How-to
1 min read
Inspecting a Process's Identity
Use idn show to inspect the token attached to a process.
Show the current process's token
Running idn show with no arguments displays the token of the calling process:
$ idn show
User: S-1-5-21-3623811015-3361044348-30300820-1013 (alice)
Integrity: Medium
Logon Session: 47291 (Interactive)
Primary: yes
Groups:
S-1-5-21-...-513 Domain Users enabled
S-1-5-32-545 Users enabled
S-1-5-5-0-47291 Logon SID enabled
Privileges:
SeChangeNotifyPrivilege enabled
SeShutdownPrivilege disabled
Each section shows a key part of the token:
- User — the SID and name of the principal this token represents
- Integrity — the token's trust tier
- Logon Session — the session ID and logon type
- Primary — whether this is the process's primary token (as opposed to an impersonation token on the calling thread)
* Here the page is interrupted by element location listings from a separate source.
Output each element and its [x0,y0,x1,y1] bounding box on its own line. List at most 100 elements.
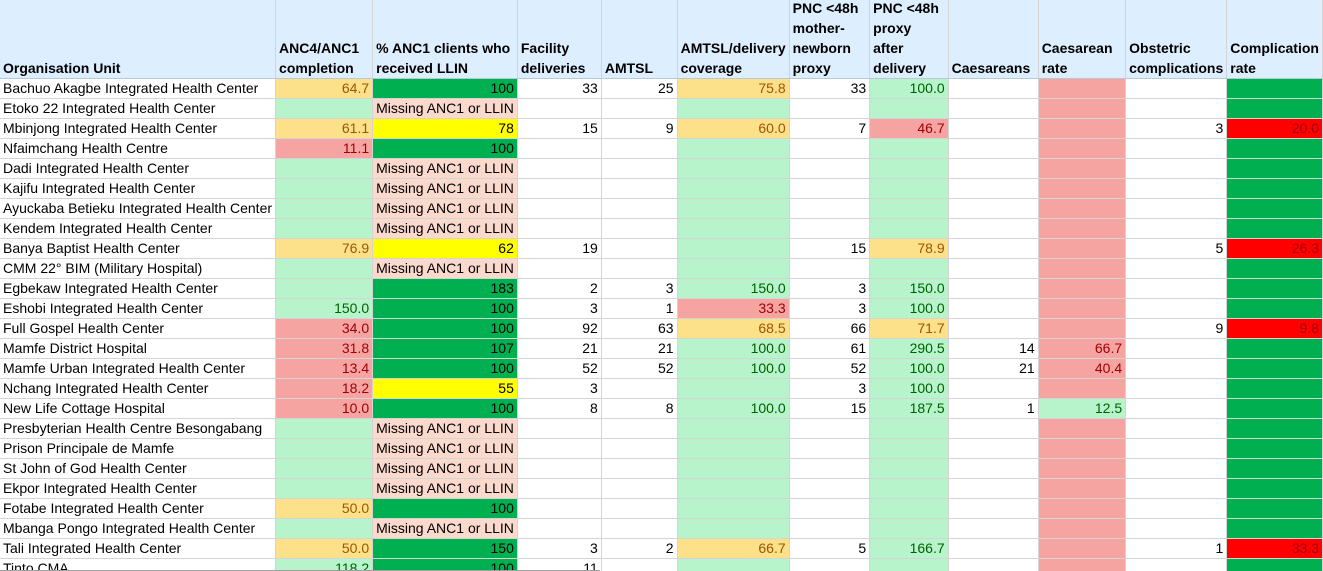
table-cell[interactable] [1226,378,1323,399]
table-cell[interactable]: 52 [601,358,678,379]
table-cell[interactable]: 15 [789,398,871,419]
table-cell[interactable]: 26.3 [1226,238,1323,259]
table-cell[interactable] [869,158,949,179]
column-header[interactable]: % ANC1 clients who received LLIN [372,0,518,79]
column-header[interactable]: PNC <48h mother-newborn proxy [789,0,871,79]
table-cell[interactable]: 3 [1125,118,1228,139]
table-cell[interactable]: 33.3 [677,298,790,319]
table-cell[interactable] [1125,298,1228,319]
table-cell[interactable] [1038,538,1127,559]
table-cell[interactable] [1038,218,1127,239]
table-cell[interactable]: 50.0 [275,498,374,519]
table-cell[interactable] [948,478,1039,499]
table-cell[interactable] [789,418,871,439]
table-cell[interactable] [517,478,602,499]
table-cell[interactable] [789,198,871,219]
table-cell[interactable] [1226,218,1323,239]
table-cell[interactable]: 76.9 [275,238,374,259]
table-cell[interactable]: 20.0 [1226,118,1323,139]
table-cell[interactable] [948,318,1039,339]
table-cell[interactable] [948,558,1039,571]
table-cell[interactable]: 52 [789,358,871,379]
table-cell[interactable] [948,378,1039,399]
table-cell[interactable] [1226,278,1323,299]
table-cell[interactable] [1226,498,1323,519]
table-cell[interactable] [1038,518,1127,539]
column-header[interactable]: ANC4/ANC1 completion [275,0,374,79]
table-cell[interactable] [789,178,871,199]
table-cell[interactable]: Missing ANC1 or LLIN [372,518,518,539]
table-cell[interactable] [1125,338,1228,359]
org-unit-cell[interactable]: Presbyterian Health Centre Besongabang [0,418,277,439]
table-cell[interactable]: 2 [517,278,602,299]
table-cell[interactable] [1226,458,1323,479]
table-cell[interactable] [677,178,790,199]
column-header[interactable]: Caesarean rate [1038,0,1127,79]
table-cell[interactable] [1125,278,1228,299]
table-cell[interactable]: 100 [372,498,518,519]
table-cell[interactable] [948,178,1039,199]
table-cell[interactable]: 55 [372,378,518,399]
table-cell[interactable]: 9 [601,118,678,139]
table-cell[interactable] [677,478,790,499]
table-cell[interactable]: 100 [372,298,518,319]
table-cell[interactable] [1038,178,1127,199]
org-unit-cell[interactable]: Banya Baptist Health Center [0,238,277,259]
table-cell[interactable]: 52 [517,358,602,379]
table-cell[interactable] [517,518,602,539]
table-cell[interactable] [1038,298,1127,319]
table-cell[interactable] [1125,158,1228,179]
table-cell[interactable] [1038,278,1127,299]
column-header[interactable]: Caesareans [948,0,1039,79]
table-cell[interactable] [1125,198,1228,219]
table-cell[interactable] [1038,78,1127,99]
table-cell[interactable]: 100 [372,318,518,339]
table-cell[interactable] [948,98,1039,119]
table-cell[interactable] [869,558,949,571]
table-cell[interactable]: 1 [948,398,1039,419]
table-cell[interactable]: 60.0 [677,118,790,139]
table-cell[interactable] [869,258,949,279]
table-cell[interactable] [601,258,678,279]
org-unit-cell[interactable]: Prison Principale de Mamfe [0,438,277,459]
table-cell[interactable] [677,198,790,219]
table-cell[interactable] [517,138,602,159]
table-cell[interactable] [948,218,1039,239]
table-cell[interactable] [1125,418,1228,439]
table-cell[interactable]: 9 [1125,318,1228,339]
table-cell[interactable] [275,178,374,199]
table-cell[interactable] [1226,478,1323,499]
table-cell[interactable]: 14 [948,338,1039,359]
table-cell[interactable] [601,98,678,119]
table-cell[interactable]: 100.0 [869,298,949,319]
table-cell[interactable]: 15 [517,118,602,139]
table-cell[interactable]: 34.0 [275,318,374,339]
org-unit-cell[interactable]: Nchang Integrated Health Center [0,378,277,399]
table-cell[interactable]: 3 [517,298,602,319]
table-cell[interactable] [869,498,949,519]
table-cell[interactable] [601,478,678,499]
org-unit-cell[interactable]: Mbanga Pongo Integrated Health Center [0,518,277,539]
table-cell[interactable]: Missing ANC1 or LLIN [372,478,518,499]
table-cell[interactable]: 3 [789,378,871,399]
table-cell[interactable]: 63 [601,318,678,339]
table-cell[interactable]: 5 [789,538,871,559]
table-cell[interactable] [275,478,374,499]
table-cell[interactable] [275,518,374,539]
org-unit-cell[interactable]: St John of God Health Center [0,458,277,479]
table-cell[interactable]: 8 [517,398,602,419]
table-cell[interactable]: 100 [372,78,518,99]
table-cell[interactable]: 33 [789,78,871,99]
table-cell[interactable] [275,418,374,439]
table-cell[interactable] [601,138,678,159]
table-cell[interactable] [275,458,374,479]
table-cell[interactable]: 61.1 [275,118,374,139]
table-cell[interactable]: 71.7 [869,318,949,339]
table-cell[interactable] [677,158,790,179]
table-cell[interactable]: 78 [372,118,518,139]
table-cell[interactable]: 183 [372,278,518,299]
table-cell[interactable] [275,258,374,279]
table-cell[interactable] [869,458,949,479]
table-cell[interactable] [1226,78,1323,99]
table-cell[interactable] [869,138,949,159]
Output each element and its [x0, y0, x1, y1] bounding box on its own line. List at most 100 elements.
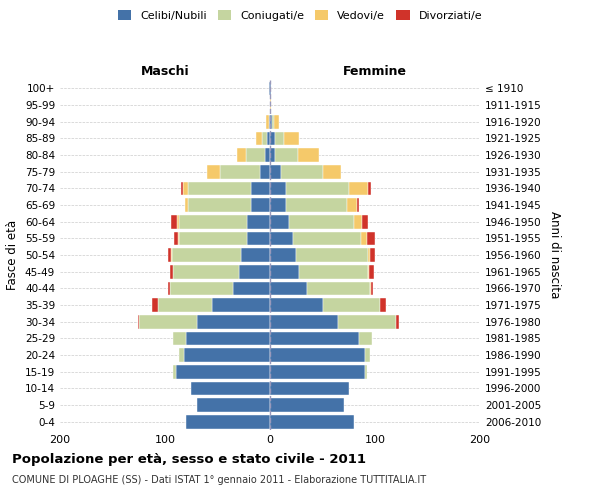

- Groups — every group SID in the token, with its current state
- Privileges — every privilege in the token, with its enabled or disabled state
Show another process's token
Pass a PID to inspect a different process:
$ idn show 1482
User: S-1-5-19 (Local Service)
Integrity: System
Logon Session: 3 (Service)
Primary: yes
Groups:
S-1-5-32-545 Users enabled
S-1-5-80-2739571183 DNS Service enabled
Privileges:
SeBindPrivilegedPortPrivilege enabled
SeChangeNotifyPrivilege enabled
Inspecting another process's token requires sufficient access to that process. If your token does not grant the necessary rights on the target process's security descriptor, the request is denied.